No dia a dia o país se depara com a contínua expansão territorial e diversificação no modus operandi do crime organizado. Este não mais se restringe ao tráfico de drogas e armas, estendendo suas atividades ao garimpo, aos crimes cibernéticos e negócios ilícitos em vários setores, principalmente no de combustíveis.
Em outro quadrante, uma silenciosa mas relevante variável vai ganhando corpo e atende pelo nome de contas públicas.
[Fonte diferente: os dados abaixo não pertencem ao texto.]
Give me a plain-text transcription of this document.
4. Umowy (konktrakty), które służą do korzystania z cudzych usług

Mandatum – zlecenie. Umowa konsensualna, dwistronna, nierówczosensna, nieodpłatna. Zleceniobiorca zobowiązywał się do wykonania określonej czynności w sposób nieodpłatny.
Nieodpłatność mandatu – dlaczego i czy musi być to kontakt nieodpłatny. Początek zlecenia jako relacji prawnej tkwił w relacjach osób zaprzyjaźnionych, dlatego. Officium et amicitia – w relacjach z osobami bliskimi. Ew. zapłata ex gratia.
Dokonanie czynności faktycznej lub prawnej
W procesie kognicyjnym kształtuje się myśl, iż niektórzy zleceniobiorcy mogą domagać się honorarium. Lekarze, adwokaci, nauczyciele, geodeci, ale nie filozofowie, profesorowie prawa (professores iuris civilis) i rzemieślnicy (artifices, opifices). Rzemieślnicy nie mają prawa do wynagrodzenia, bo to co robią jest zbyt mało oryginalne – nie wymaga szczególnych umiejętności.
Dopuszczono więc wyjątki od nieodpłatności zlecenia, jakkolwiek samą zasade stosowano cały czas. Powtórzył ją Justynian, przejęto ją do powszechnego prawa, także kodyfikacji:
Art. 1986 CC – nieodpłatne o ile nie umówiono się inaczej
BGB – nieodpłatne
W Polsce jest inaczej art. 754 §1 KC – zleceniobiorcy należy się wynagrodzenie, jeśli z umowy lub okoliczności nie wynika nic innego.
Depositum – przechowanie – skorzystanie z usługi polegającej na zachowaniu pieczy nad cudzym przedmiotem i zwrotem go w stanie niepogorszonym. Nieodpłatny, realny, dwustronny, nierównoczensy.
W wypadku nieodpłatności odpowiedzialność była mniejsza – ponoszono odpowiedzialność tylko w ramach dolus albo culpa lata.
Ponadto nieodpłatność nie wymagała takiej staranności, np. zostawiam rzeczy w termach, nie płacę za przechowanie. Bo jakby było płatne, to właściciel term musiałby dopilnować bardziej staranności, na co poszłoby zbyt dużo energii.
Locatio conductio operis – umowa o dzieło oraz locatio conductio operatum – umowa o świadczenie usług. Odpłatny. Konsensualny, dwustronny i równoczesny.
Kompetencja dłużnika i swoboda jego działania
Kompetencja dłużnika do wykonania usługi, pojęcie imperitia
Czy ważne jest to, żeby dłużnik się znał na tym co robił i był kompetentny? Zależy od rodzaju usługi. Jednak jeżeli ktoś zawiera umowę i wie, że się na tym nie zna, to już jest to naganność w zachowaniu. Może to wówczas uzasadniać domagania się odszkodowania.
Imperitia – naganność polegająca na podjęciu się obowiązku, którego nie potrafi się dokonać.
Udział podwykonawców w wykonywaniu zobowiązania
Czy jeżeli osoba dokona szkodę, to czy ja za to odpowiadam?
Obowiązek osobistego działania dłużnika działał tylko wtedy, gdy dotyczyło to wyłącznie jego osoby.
Segundo a Instituição Fiscal Independente (IFI) o crescimento contínuo das despesas oficiais obrigatórias em contraste com receitas que avançam (quando avançam) mais vagarosamente permitem projetar déficits sucessivos, além de aceleração da defasagem nos próximos anos. Em outras palavras, isso significa vulnerabilidades do atual regime fiscal e o risco de a dívida pública sair dos atuais 78,6% para atingir o equivalente a 100% do PIB já em 2030 (números anteriores: 71,7% em 2022; 74,4% em 2023; 76,1% em 2024).
Estamos chegando a 2026, ano em que mais de 158 milhões de brasileiros estarão aptos a ir às urnas. Seria mais do que desejável que os candidatos em geral se ocupassem em contornar os discursos inflamados e requentados de sempre para buscar proposições práticas e viáveis, capazes de ajudar o país a chegar a 2030 mais saudável (em todas as dimensões) e melhor preparado para enfrentar as próximas décadas.